Papa Doc

Writing in the London Spectator quite a long time ago—I’ve been a columnist there since 1977—I listed some great Americans, among them General Robert E. Lee, Charles Lindbergh, and Ernest Hemingway. Needless to say, if one were to mention some of these names today in an American publication, or dare bring them up on a news program, all hell would break loose and the writer would instantly become a nonperson. The left-dominated, nihilist pop culture of today and the academic establishment, supported by the laughable “mainstream media,” have turned this once-great nation into one of identity politics and grievances. Common sense has been replaced by crazed theories about subconscious prejudices, and promoting social justice is the frenzied order of the day.

Hence I was pleasantly surprised when PBS announced that it was showing a six-hour Ken Burns and Lynn Novick documentary on Papa Hemingway over three nights, an event that predictably the degenerate New York Times called “subversive.” Burns and Novick have done in-depth series on baseball and Vietnam, not to mention the Civil War, so I wasn’t worried even after the degenerate old bag had asked, “Why now?” I say why not now, when masculinity, patriotism, courage, and beautiful, graceful writing are all under attack by effete, nerdy, asexual freaks posing as gamekeepers of political correctness.

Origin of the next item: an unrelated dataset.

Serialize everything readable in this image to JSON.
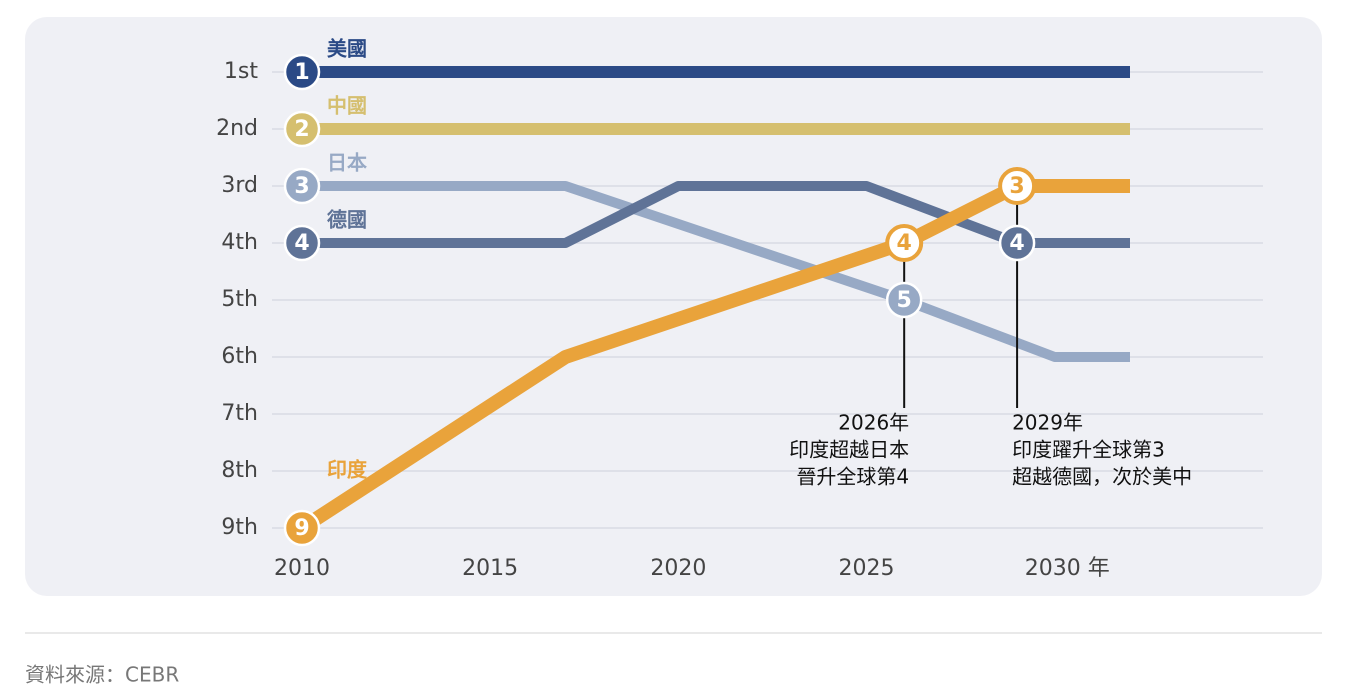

Hemingway was to American stripped-down prose what he claimed Mark Twain was to the American novel: the father of it. Not even the degenerates of today can deny that he invented the style of clean, lucid prose, to go along with his creation of a virile swagger, one that first drew me to him. His macho bluster is looked down upon in today’s feminized world, but he was as brave as they come, having been seriously wounded at age 18 and come under fire time and again in both world wars and during the Spanish civil conflict.

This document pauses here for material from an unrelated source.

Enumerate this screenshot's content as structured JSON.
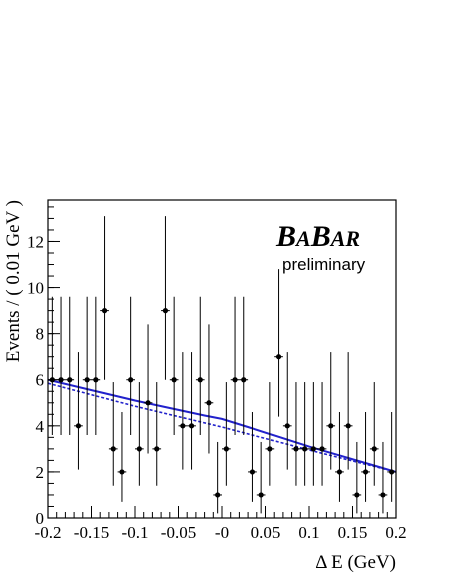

I first saw him swaggering down Fifth Avenue when home for the holidays from boarding school in 1954. I followed him and to my delight he entered El Borracho, a restaurant off Fifth Avenue that my parents used to regularly take me to. It was nearly empty and he sat at the bar. I approached, introduced myself as a great fan of his, named my prep school, and was offered drinks by him. I had three whiskey sours and got completely soused. The barman hadn’t dared deny him despite me being underage. We discussed “The Snows of Kilimanjaro” and The Sun Also Rises. Then he suddenly asked for the bill, tapped me on the shoulder, and was gone. I walked up Fifth Avenue where I lived, and I remember my mother’s shock at me being drunk at three in the afternoon. She was no fan of America, its familiarities, and its manners. The next day I went to Dunhill Tailors and ordered a brown tweed suit just like the one Papa was wearing. (It was very itchy.) Three days later it was all over. The New York Post exposed my NBF as a total phony. The real Papa was in Venice. To say I was crestfallen would be a gross understatement.

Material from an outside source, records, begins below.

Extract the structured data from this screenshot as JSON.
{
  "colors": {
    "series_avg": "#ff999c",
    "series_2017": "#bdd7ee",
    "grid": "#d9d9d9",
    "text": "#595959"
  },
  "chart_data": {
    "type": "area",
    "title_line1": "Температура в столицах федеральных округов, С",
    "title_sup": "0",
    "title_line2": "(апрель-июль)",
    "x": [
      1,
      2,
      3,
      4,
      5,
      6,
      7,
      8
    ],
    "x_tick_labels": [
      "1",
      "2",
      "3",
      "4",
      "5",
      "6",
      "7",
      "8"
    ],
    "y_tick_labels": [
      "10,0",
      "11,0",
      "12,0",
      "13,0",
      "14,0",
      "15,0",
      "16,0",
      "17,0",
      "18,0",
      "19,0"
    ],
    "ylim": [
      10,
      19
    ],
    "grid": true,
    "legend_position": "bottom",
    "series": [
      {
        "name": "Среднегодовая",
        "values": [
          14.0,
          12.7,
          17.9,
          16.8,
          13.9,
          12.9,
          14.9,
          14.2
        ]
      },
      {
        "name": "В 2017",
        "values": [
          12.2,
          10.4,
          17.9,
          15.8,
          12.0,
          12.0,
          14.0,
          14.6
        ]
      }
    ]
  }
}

The new documentary has no gauzy, nostalgic patina tinting the text. But it deftly illustrates to the viewer how literature was and is still shaped by Hemingway’s ideas of clarity and brevity. He stripped away the florid style of, say, Henry James and Edith Wharton, and instilled his macho manliness with the power of his pen. His drumbeat rhythms and lyric beauty of his style turned millions of readers into little Hemingways, copying his style in conversation and in writing. Lastly, it established the enduring myth of the man.